John paused in running solvent-soaked cotton through the bore. He tried to keep his tone light and indifferent, like anything Sammy spilled about his brother was of no consequence to him. "What do you mean, Sammy?"
Sammy considered telling his dad about the time his brother had dumped him off at Plucky Pennywhistle's after school so he could go "trolling for chicks." Knowing such an admission would undeniably get his brother in trouble, he halted that thought the second he had it.

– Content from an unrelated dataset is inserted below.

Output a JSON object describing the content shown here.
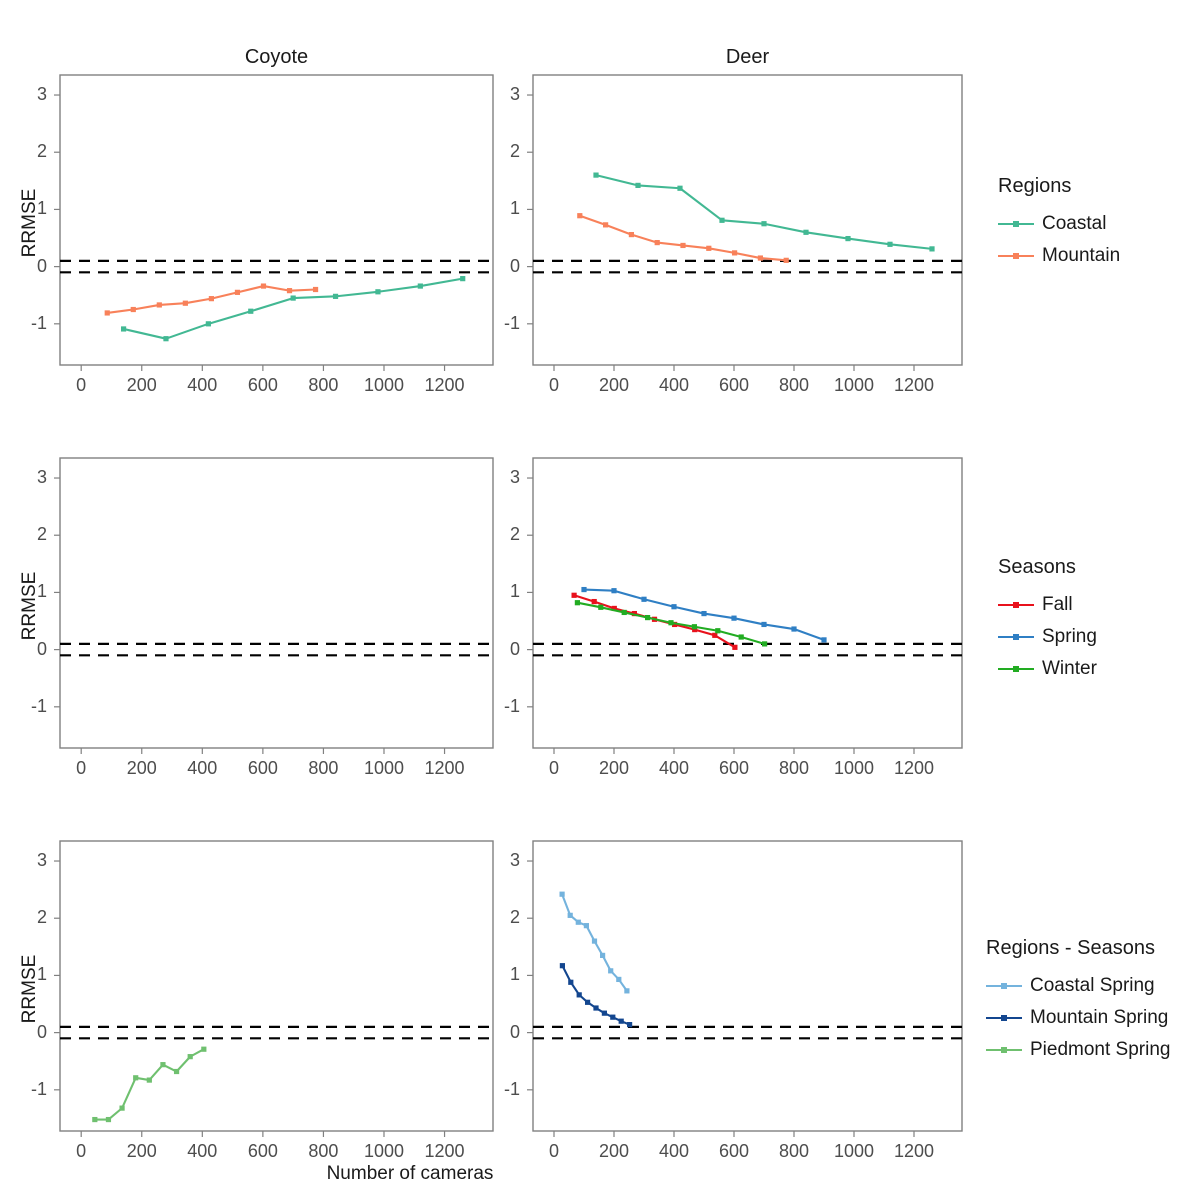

Still, he knew his father expected an answer. "I saw..." he faltered, biting his lip. He was afraid of saying anything to incriminate his beloved brother, even if he was being a jerk.
"You saw what, Sammy?" John asked, with slightly more urgency than his first inquiry into Dean's love life. His mind had immediately jumped to what he considered the worst case scenario, and he desperately wanted reassurance that he was wrong. "Whatever it is, you can tell me. I won't get mad at you or Dean, I just want to know what you saw. Okay?"
"You promise you won't get mad at Dean?" Sammy asked. Dean hadn't made him promise not to tell. He hadn't even known Sammy had seen...
"I give you my word," said John, sincerely hoping he wouldn't have to go back on it.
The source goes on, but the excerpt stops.